The man in black slippers and worn gray socks was an assassin, said Patricia, a member of a secret society of trained killers who stalked their prey, looking for the perfect moment to strike and kill undetected. (p. 56)

They break off, saying how boring their own shoes are because their parents pick them out. Just a brief incident in establishing a friendship, except that Patricia was entirely correct about the man in the black slippers. Not only is he an assassin, he is there to kill the two of them thereby, he believes, saving the world from a future war between magic and science. Only his order has a prohibition against killing minors; he not only loses sight of his targets, he nearly dies of poisoning in a Cheesecake Factory because his order has taken offense at his actions.

I liked the melding of the random and the crucial — what if the assassin is right, and the two are really fated to destroy the world? — for how it interrupted the smooth progression of the story and injected some of the absurdity of life. Magic and tech are by no means domesticated in Anders’ version of our world, and some very strange stuff can happen.

Patricia is rescued from middle school’s horrors by an invitation to attend a school of magic, as one would expect from a book like this. And then Anders skips it entirely! I thought that was terrific. She goes straight to Patricia as a young woman as part of a company of magicians in San Francisco. Laurence is in the same city, a portrait of the young man as a tech genius, leading startups to change the world while still understanding very little about people. They cross paths, and don’t know quite what to do with each other.

About the only unsure step in the book is about two-thirds of the way through when Anders visibly sets the rest of the plot in motion. It was bound to happen; this is a plot-driven book rather than a character-driven one, and the inflection point had to come along sooner or later. I didn’t mind so much, it’s just that the rest of the book fits together so neatly that it was rare to see the gears become visible. The book’s model of politics is also about what one would expect to see from the point of view of Bay Area twentysomethings.

At any rate, disasters start piling up, and not only can neither technology nor magic set things aright, it looks as if the two strands are working in active opposition and making situations worse. Or maybe even bringing about ultimate disasters. The story hurtles to a conclusion, one that fits the characters and the world as Anders has shown it.

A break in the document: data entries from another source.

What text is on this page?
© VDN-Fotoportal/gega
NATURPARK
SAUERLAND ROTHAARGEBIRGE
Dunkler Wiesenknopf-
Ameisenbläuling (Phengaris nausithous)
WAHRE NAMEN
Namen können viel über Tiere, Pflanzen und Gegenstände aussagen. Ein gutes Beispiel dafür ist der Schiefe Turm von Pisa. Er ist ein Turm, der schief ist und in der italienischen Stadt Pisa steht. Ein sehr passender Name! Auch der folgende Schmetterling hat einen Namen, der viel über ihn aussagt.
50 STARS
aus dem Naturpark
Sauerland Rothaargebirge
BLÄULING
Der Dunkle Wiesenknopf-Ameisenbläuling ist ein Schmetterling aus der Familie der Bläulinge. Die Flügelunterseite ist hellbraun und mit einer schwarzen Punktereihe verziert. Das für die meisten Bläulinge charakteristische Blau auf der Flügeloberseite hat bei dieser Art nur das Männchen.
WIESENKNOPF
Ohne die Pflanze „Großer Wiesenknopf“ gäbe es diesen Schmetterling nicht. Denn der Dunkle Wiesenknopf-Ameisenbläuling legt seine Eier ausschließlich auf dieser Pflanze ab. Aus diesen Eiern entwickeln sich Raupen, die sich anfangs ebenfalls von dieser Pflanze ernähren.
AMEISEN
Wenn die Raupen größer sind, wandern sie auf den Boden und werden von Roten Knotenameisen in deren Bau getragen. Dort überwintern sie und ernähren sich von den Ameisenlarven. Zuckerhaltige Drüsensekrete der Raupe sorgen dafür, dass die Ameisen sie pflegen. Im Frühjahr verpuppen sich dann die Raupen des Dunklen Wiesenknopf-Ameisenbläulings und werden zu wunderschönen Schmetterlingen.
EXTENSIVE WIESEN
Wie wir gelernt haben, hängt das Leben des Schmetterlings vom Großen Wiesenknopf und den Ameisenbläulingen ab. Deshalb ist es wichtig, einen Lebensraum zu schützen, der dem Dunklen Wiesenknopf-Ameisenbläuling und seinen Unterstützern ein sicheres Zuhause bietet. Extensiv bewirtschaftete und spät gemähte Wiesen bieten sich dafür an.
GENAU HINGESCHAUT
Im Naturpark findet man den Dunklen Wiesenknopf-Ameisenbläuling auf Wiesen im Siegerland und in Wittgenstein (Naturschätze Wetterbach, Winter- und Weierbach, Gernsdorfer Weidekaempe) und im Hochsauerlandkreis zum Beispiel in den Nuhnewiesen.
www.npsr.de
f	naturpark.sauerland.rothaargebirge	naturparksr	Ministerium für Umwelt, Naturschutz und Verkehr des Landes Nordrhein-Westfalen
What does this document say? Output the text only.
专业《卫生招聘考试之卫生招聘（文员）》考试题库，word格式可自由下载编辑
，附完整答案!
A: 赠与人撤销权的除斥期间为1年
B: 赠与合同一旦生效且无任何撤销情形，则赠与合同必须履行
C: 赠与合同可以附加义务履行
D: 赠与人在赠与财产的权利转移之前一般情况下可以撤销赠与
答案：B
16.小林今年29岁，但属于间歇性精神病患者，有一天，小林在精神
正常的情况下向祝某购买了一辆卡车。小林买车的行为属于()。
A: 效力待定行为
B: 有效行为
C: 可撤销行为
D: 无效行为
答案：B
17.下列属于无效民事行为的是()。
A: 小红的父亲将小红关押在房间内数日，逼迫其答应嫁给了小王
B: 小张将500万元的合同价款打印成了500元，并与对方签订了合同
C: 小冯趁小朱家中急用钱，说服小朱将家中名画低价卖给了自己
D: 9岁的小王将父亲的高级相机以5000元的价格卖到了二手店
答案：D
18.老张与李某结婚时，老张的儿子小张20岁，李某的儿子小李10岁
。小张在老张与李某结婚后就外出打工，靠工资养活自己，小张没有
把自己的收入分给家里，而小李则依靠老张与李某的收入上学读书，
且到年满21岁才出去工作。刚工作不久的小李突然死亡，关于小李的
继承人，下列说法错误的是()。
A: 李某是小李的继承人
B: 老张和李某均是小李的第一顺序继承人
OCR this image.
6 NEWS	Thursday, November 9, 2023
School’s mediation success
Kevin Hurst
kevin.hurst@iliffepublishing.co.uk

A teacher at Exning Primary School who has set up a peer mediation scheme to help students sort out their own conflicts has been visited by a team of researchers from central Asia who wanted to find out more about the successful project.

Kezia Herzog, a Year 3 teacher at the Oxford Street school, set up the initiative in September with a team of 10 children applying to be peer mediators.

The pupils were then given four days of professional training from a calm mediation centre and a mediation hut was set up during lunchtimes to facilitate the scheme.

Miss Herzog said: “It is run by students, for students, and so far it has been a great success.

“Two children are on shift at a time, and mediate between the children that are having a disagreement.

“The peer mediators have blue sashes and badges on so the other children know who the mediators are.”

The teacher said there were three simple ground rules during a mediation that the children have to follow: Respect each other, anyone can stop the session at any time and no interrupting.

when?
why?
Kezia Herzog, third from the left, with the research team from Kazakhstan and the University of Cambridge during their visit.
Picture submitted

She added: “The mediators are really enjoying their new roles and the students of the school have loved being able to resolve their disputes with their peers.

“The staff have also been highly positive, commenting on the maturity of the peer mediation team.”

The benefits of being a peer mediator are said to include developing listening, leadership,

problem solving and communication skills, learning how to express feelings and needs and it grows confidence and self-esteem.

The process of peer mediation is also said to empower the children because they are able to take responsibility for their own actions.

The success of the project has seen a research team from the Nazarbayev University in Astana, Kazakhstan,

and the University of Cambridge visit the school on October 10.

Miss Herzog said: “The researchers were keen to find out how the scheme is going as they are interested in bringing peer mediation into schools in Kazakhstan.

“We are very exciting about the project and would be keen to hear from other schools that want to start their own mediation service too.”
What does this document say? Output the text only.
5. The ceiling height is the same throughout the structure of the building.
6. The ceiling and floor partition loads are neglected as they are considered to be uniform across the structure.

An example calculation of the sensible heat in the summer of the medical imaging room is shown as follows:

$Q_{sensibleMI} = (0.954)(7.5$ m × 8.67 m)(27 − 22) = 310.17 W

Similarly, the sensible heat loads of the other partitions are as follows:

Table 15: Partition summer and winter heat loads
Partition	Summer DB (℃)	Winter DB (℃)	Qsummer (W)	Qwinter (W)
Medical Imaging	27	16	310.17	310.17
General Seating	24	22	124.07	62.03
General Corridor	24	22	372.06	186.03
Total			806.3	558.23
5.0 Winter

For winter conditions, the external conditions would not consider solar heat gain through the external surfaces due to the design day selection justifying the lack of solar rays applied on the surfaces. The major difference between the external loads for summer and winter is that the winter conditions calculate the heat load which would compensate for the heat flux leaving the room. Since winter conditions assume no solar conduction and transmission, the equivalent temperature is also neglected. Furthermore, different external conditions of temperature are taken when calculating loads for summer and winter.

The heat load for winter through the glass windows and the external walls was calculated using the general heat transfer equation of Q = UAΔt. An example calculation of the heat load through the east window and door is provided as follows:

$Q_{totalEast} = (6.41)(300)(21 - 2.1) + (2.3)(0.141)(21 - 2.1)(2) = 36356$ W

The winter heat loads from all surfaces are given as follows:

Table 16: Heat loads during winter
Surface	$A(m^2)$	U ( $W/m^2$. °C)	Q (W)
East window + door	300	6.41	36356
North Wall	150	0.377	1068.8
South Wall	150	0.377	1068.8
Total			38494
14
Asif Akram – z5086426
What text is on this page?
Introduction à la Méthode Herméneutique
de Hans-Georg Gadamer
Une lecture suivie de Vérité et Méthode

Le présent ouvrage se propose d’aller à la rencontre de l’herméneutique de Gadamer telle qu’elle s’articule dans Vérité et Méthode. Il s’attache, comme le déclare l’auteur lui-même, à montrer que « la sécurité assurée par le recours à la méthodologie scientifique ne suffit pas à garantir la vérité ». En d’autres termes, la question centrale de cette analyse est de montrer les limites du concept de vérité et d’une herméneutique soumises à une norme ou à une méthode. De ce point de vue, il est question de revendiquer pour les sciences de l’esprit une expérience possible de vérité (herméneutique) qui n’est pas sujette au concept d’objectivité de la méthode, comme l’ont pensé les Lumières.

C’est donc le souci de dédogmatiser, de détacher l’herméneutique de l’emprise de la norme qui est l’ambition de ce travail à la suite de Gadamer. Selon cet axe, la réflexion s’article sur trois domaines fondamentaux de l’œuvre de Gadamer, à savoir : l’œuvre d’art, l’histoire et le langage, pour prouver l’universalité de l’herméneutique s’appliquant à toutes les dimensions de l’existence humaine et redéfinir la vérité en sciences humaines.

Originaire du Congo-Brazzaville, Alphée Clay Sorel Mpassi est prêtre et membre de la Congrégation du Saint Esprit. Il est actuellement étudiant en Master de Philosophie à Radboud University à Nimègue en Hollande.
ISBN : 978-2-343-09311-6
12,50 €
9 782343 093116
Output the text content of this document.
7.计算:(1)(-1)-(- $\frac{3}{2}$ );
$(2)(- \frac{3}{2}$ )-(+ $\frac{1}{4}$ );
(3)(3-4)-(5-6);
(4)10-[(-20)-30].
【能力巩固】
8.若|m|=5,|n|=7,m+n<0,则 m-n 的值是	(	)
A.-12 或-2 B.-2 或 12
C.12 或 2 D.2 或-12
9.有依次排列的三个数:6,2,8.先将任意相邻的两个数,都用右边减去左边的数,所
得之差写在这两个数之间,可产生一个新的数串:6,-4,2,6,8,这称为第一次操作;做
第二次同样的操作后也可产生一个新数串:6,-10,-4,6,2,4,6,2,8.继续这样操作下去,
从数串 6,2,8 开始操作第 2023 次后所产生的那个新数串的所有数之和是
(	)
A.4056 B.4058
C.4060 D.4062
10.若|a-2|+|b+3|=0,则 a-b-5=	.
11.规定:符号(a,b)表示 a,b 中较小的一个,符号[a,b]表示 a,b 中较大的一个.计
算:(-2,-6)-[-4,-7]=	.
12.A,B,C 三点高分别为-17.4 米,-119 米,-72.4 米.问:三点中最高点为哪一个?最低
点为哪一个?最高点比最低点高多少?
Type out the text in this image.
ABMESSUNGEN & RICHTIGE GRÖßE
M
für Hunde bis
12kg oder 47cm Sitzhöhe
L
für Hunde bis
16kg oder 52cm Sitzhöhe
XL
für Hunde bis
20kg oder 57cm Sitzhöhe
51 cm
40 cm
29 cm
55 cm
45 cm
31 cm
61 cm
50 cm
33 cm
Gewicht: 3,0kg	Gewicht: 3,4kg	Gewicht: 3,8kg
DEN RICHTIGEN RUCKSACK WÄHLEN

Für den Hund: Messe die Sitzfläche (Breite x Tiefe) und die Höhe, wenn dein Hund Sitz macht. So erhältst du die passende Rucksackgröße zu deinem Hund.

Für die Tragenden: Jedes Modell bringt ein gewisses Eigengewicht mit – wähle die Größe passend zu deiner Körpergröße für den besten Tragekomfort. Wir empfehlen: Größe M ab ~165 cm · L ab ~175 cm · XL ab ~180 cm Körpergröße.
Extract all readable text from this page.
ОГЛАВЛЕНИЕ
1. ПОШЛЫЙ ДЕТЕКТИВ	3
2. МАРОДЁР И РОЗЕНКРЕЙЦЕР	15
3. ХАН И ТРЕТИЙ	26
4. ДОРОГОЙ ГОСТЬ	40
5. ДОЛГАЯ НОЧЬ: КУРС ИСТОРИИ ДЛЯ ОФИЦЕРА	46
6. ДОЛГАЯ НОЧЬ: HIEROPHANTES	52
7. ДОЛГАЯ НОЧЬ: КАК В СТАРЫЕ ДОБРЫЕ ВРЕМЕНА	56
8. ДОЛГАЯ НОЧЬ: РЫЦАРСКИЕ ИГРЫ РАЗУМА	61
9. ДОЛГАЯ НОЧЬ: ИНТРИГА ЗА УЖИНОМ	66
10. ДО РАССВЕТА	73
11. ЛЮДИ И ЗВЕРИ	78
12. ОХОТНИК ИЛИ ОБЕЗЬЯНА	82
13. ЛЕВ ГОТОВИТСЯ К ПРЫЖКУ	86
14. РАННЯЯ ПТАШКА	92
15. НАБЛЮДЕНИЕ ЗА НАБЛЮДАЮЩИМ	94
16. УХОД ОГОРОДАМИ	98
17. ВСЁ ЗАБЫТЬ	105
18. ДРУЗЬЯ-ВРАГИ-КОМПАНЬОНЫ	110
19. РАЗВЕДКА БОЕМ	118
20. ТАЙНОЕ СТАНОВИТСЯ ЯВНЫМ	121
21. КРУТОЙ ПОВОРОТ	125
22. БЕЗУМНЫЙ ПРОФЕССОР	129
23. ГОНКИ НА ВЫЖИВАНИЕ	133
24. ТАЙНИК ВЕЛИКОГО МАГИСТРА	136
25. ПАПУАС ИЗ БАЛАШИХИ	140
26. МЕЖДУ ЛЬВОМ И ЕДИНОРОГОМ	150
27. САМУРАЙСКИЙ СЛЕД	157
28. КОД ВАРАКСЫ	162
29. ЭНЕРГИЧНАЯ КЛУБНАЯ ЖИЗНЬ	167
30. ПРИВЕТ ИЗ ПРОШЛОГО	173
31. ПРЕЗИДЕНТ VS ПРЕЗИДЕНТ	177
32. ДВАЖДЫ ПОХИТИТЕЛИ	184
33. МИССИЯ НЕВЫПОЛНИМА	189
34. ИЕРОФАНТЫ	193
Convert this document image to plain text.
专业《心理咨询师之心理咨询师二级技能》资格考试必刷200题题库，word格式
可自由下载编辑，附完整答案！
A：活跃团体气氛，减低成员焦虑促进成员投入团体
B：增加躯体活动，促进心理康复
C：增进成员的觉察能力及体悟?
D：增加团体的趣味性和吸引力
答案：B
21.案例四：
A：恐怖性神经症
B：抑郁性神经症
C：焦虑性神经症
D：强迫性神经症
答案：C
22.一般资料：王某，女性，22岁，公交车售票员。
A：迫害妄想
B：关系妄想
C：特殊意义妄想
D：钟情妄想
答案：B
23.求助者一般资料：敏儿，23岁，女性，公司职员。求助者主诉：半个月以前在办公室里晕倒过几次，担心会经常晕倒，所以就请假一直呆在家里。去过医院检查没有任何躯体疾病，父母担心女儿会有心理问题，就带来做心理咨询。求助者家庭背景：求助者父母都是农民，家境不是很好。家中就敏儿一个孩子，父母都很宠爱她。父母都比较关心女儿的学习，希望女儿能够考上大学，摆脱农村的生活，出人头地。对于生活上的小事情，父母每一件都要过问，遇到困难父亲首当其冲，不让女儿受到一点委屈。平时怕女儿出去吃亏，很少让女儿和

All the Birds in the Sky is a book of delights, large and small. The supporting cast is vivid, the protagonists interesting and full of life. Writing about it, I have jumped back in at several places and could have happily kept going all over again, even knowing where it goes.

This is the third Hugo finalist I have read this year, and also the third I have written about. It was nominated in the category of novel. The winner will be announced at Worldcon 75, August 2017 in Helsinki.